Remember that I just point out this stuff, look around you this week and you will soon spot your own examples.
The world of fatherhood is far from normal, there is none of the stability and certainty that comes with motherhood. Don’t let anyone tell you that parents are equal, we are not. Men’s equality is measured in sterling while mum’s are measured in hearts and flowers. You see this all of the time, even in the family model, mum gets cards and hugs dad pays for the cards. Society has led us to believe that mum is right, as young men we learn that mum is that soft fragile creature that needs looking after. This is, of course, right we want to bring up children that understand how to respect and look after women after all. The trouble is that at no point can we explain to children that “hey it wasn’t dad’s fault”, you see it has to be dad’s fault, that is just the rules. Children face the same story that divorce judges face, it is always the other sides fault. Talk to a guy he will tell you that his wife was in the wrong, talk to a woman she will say that it was his fault. Unfortunately children hear mum’s view and only the best of women are honest enough to tell their children the truth.

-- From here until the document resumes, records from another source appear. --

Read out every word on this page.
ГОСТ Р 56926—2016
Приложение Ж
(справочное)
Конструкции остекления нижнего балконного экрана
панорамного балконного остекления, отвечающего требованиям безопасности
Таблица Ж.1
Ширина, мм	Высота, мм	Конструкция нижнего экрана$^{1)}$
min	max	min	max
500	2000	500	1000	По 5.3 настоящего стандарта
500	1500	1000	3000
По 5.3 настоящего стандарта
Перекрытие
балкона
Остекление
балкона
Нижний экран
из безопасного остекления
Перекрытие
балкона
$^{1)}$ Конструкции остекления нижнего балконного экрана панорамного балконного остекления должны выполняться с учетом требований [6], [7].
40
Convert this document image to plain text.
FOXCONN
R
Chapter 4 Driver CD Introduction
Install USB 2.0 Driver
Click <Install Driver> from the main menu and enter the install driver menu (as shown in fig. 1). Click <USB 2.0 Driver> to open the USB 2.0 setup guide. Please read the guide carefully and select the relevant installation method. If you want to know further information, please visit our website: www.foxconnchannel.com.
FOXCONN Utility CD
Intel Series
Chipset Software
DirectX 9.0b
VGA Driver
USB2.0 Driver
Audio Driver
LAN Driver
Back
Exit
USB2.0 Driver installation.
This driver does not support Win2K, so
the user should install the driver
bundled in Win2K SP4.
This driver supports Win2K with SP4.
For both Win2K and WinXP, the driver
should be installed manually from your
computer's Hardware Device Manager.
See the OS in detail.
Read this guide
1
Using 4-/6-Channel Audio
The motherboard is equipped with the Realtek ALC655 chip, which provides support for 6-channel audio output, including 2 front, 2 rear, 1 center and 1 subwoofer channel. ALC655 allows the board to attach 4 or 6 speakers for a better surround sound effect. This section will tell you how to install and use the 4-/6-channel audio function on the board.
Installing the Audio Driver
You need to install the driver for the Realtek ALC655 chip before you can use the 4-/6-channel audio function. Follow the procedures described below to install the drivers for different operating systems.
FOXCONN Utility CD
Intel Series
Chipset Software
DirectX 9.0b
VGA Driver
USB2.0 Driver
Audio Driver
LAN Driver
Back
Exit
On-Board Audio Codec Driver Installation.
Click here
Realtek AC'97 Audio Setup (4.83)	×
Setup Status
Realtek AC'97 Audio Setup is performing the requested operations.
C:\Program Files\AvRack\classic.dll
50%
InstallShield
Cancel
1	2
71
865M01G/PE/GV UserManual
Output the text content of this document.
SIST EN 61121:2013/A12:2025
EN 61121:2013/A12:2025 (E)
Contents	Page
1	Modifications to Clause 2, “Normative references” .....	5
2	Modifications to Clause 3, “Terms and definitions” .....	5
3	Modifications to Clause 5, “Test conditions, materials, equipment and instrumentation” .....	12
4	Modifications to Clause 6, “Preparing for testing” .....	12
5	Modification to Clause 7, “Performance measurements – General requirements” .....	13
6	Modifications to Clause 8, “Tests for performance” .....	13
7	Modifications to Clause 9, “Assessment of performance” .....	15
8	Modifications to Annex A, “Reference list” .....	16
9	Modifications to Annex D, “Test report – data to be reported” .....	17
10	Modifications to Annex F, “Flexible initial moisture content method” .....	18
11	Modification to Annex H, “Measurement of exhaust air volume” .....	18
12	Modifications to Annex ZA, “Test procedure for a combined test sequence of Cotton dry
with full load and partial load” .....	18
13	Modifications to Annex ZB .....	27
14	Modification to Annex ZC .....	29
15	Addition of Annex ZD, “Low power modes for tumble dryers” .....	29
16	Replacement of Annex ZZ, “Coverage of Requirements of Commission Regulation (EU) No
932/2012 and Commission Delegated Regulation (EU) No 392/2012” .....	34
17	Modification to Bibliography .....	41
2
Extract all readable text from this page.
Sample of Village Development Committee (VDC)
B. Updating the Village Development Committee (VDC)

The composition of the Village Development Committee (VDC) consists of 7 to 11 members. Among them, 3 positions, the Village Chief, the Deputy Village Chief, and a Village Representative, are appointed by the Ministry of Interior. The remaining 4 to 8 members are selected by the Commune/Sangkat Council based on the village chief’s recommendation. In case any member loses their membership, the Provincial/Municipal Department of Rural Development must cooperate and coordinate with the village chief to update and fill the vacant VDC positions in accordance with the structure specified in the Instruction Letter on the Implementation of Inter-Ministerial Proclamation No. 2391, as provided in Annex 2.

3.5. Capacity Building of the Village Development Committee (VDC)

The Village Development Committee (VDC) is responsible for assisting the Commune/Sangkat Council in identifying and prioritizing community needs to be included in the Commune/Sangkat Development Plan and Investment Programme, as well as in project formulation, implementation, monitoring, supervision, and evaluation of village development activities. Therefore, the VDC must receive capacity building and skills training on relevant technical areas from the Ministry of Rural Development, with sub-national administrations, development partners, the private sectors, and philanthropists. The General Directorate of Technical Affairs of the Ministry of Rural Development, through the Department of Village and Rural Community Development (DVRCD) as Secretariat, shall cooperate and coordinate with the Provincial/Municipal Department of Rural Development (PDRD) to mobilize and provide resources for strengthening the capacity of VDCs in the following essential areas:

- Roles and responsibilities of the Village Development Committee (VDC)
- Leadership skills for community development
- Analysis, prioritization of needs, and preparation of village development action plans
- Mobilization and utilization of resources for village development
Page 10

I got to thinking about this because of a sad story from a friend whose ex has pretty much banned him from seeing his kids. Also because of recent conversations with colleagues and friends who are dealing with family break up. Most recently I had the rare delight of a phone call from my daughter, as sweet and innocent as my small blonde always is. Apparently an uncle is due to come over this Christmas and she is excited to see him and to meet his new daughter. The oddity of the conversation is that my daughter got to recalling previous Christmas and those that were there. The conclusion was that this year will be “great to have a full family Christmas”, she is 12. There is no point in the conversation where it occurs to her that dad is not present at Christmas, nothing seems odd in telling her dad that she is looking forward to a family Christmas. My daughter tells me that mum wants a new carpet but can’t afford it and I wax lyrical about “how hard it is to keep up”. As a dad I am practiced enough to say this without grimacing at the thought that it is actually my house, my mortgage and in fact the only entitlement that my ex has to live there is that she is mum to my kids. Don’t misunderstand me I, like most guys, am proud and only to happy to support my children. But just like we have equality in the workplace can we have some in family life please? how about some honesty with our children, don’t do it for the ex partners who were mean, mentally abused you or pushed you into affairs but for the children. Don’t even do it so that the children know that they have a dad, do it so they don’t grow up thinking you only had them because it was easier than working for a living.